Потом мы смеемся с Маринкой в коридоре перед местной молельной комнатой, где по воскресеньям батюшка проводит богослужения. На дверях висит устрашающий плакат: «Покайтесь!» А мы смеемся скорее нервно даже, чем радостно. Потому что мало повода для смеха в этом месте, где нас угораздило встретиться, и еще потому, что нам не так далеко до Софьи Лазаревны с Казимировной, то есть до того возраста, когда угасающее сознание будет выдавать застрявшие в нем фразы вроде словаря Пушкина, которые адресованы, собственно, никому. Это только кажется, что лет тридцать еще можно пыхтеть на полных парах. Что такое вообще тридцать лет? Да мы ровно столько не виделись со дня Маринкиной свадьбы. Она уехала с мужем в Саратов, пару раз на Новый год присылала открытки, из которых я узнала, что у нее родился Павлик. Покайтесь! Многие обитатели этого дома уже и не помнят, в чем им следовало бы каяться. Все прошло, отшумело, плоть сбежалась и ссохлась, как те мандаринки на тумбочке. Истончилась в преддверии инобытия.
Но Павлик ни за что не отправит маму в дом престарелых. Как бы там ни было, я уверена. Потому что Маринка наверняка правильно его воспитала. Она сама была слишком правильной для нашего времени полураспада социализма, когда мы вроде бы еще верили в незыблемые ценности.

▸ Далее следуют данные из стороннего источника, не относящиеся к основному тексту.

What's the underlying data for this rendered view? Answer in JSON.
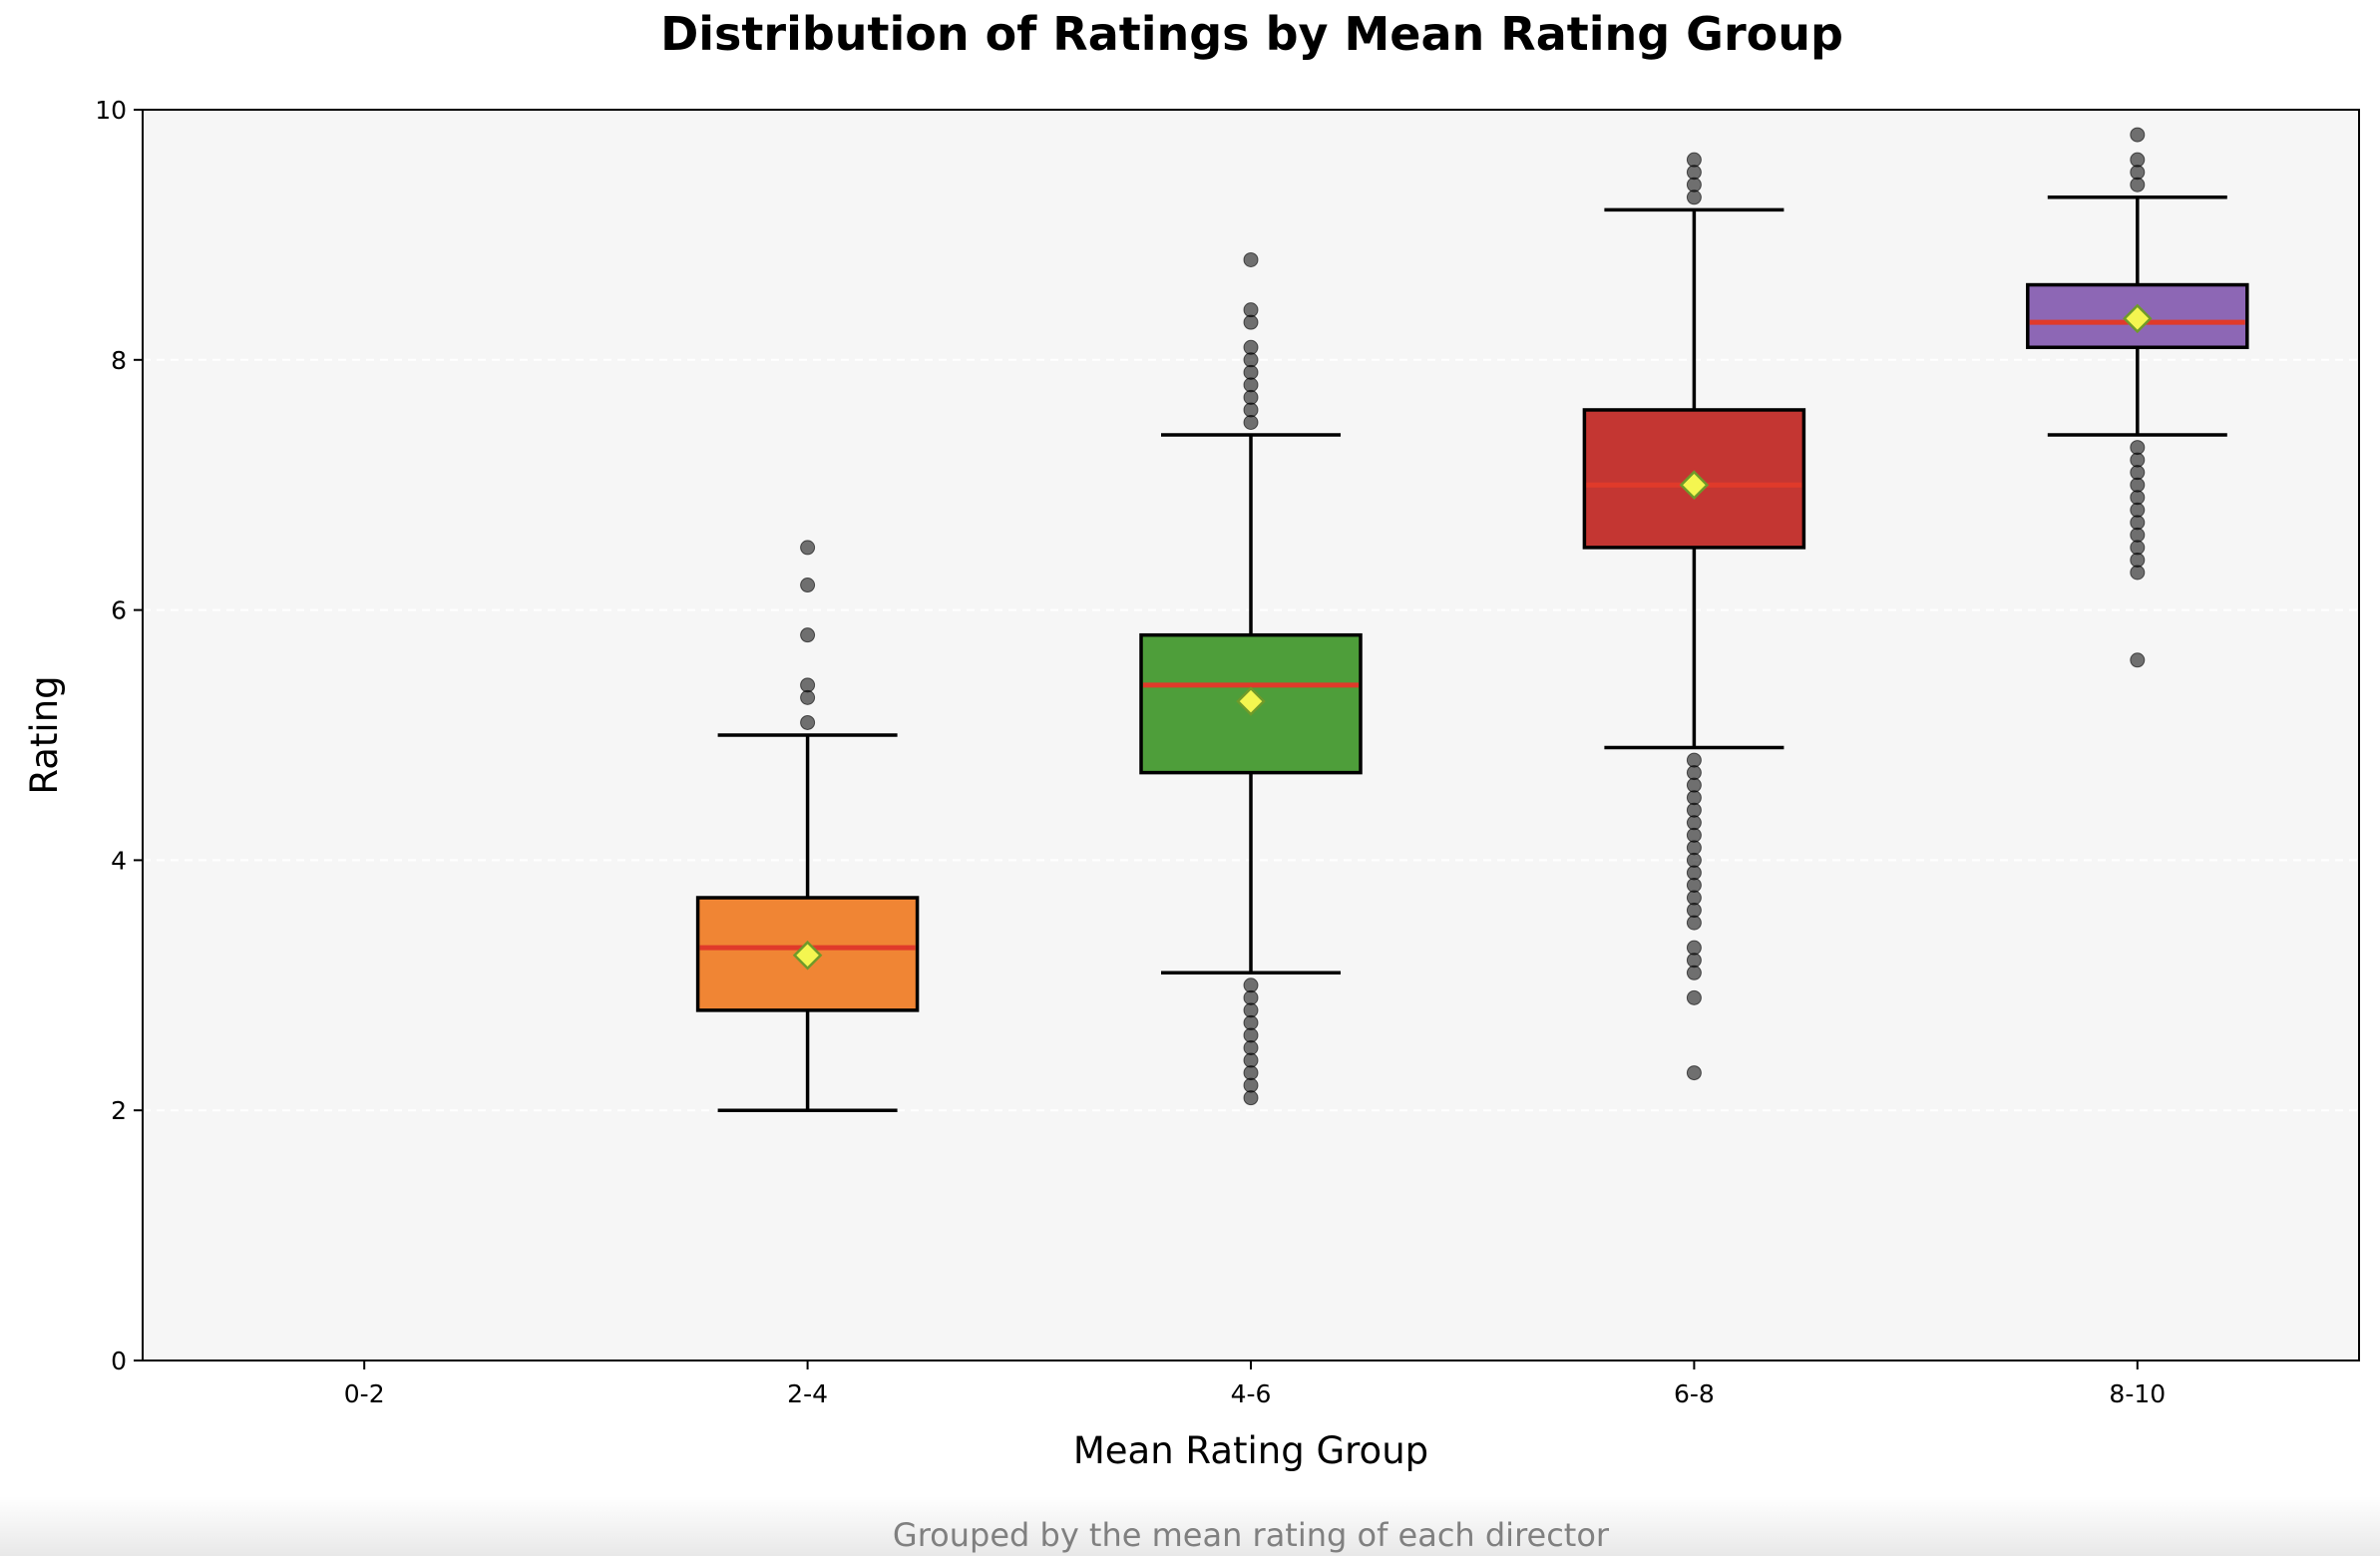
{
  "chart_data": {
    "type": "box",
    "title": "Distribution of Ratings by Mean Rating Group",
    "xlabel": "Mean Rating Group",
    "ylabel": "Rating",
    "caption": "Grouped by the mean rating of each director",
    "ylim": [
      0,
      10
    ],
    "yticks": [
      "0",
      "2",
      "4",
      "6",
      "8",
      "10"
    ],
    "categories": [
      "0-2",
      "2-4",
      "4-6",
      "6-8",
      "8-10"
    ],
    "grid": "horizontal dashed, faint",
    "legend": "none",
    "colors": {
      "plot_background": "#f6f6f6",
      "median_line": "#e03a2a",
      "mean_marker": "#f4f650",
      "mean_marker_edge": "#6f9a2a",
      "outlier": "#000000"
    },
    "groups": [
      {
        "category": "0-2",
        "empty": true
      },
      {
        "category": "2-4",
        "color": "#f08534",
        "whisker_low": 2.0,
        "q1": 2.8,
        "median": 3.3,
        "q3": 3.7,
        "whisker_high": 5.0,
        "mean": 3.24,
        "outliers": [
          5.1,
          5.3,
          5.4,
          5.8,
          6.2,
          6.5
        ]
      },
      {
        "category": "4-6",
        "color": "#4e9e3a",
        "whisker_low": 3.1,
        "q1": 4.7,
        "median": 5.4,
        "q3": 5.8,
        "whisker_high": 7.4,
        "mean": 5.27,
        "outliers": [
          2.1,
          2.2,
          2.3,
          2.4,
          2.5,
          2.6,
          2.7,
          2.8,
          2.9,
          3.0,
          7.5,
          7.6,
          7.7,
          7.8,
          7.9,
          8.0,
          8.1,
          8.3,
          8.4,
          8.8
        ]
      },
      {
        "category": "6-8",
        "color": "#c43632",
        "whisker_low": 4.9,
        "q1": 6.5,
        "median": 7.0,
        "q3": 7.6,
        "whisker_high": 9.2,
        "mean": 7.0,
        "outliers": [
          2.3,
          2.9,
          3.1,
          3.2,
          3.3,
          3.5,
          3.6,
          3.7,
          3.8,
          3.9,
          4.0,
          4.1,
          4.2,
          4.3,
          4.4,
          4.5,
          4.6,
          4.7,
          4.8,
          9.3,
          9.4,
          9.5,
          9.6
        ]
      },
      {
        "category": "8-10",
        "color": "#8d67b5",
        "whisker_low": 7.4,
        "q1": 8.1,
        "median": 8.3,
        "q3": 8.6,
        "whisker_high": 9.3,
        "mean": 8.33,
        "outliers": [
          5.6,
          6.3,
          6.4,
          6.5,
          6.6,
          6.7,
          6.8,
          6.9,
          7.0,
          7.1,
          7.2,
          7.3,
          9.4,
          9.5,
          9.6,
          9.8
        ]
      }
    ]
  }
}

В то время зимой очень рано темнело. Ну да, время было «зимним», то есть в три часа пополудни подкрадывались мягкие сумерки, а к пяти мир погружался в абсолютную черноту. Я боялась темных подворотен и черных зевов подъездов с выкрученными лампочками. Как родители могли выпускать нас одних в эту долгую ночь? Ко мне реально пару раз приставали в подъезде, и мне как-то удавалось выскользнуть, хотя я никогда не отличалась ловкостью. Потом однажды парень втиснулся за мной в телефонную будку, и я ударила его трубкой по голове. Родители над моими рассказами только смеялись, вероятно, почитая за выдумки. И вот что странно, стоило мне выпить дома чаю с сушками и вареньем, как мои собственные страхи улетучивались и в самом деле начинали казаться нелепыми, смешными. Теперь именно за это я не люблю детство: тебя считают недоумком, недочеловеком, переживания твои представляются вовсе никчемными на фоне серьезных взрослых проблем. И ты сам полагаешь себя таким. И хочешь наконец повзрослеть, надеясь, что с возрастом приходит и ум. Потом, действительно немного повзрослев, я с удивлением обнаружила, что далеко не все взрослые – умные люди. А я ведь думала, что все.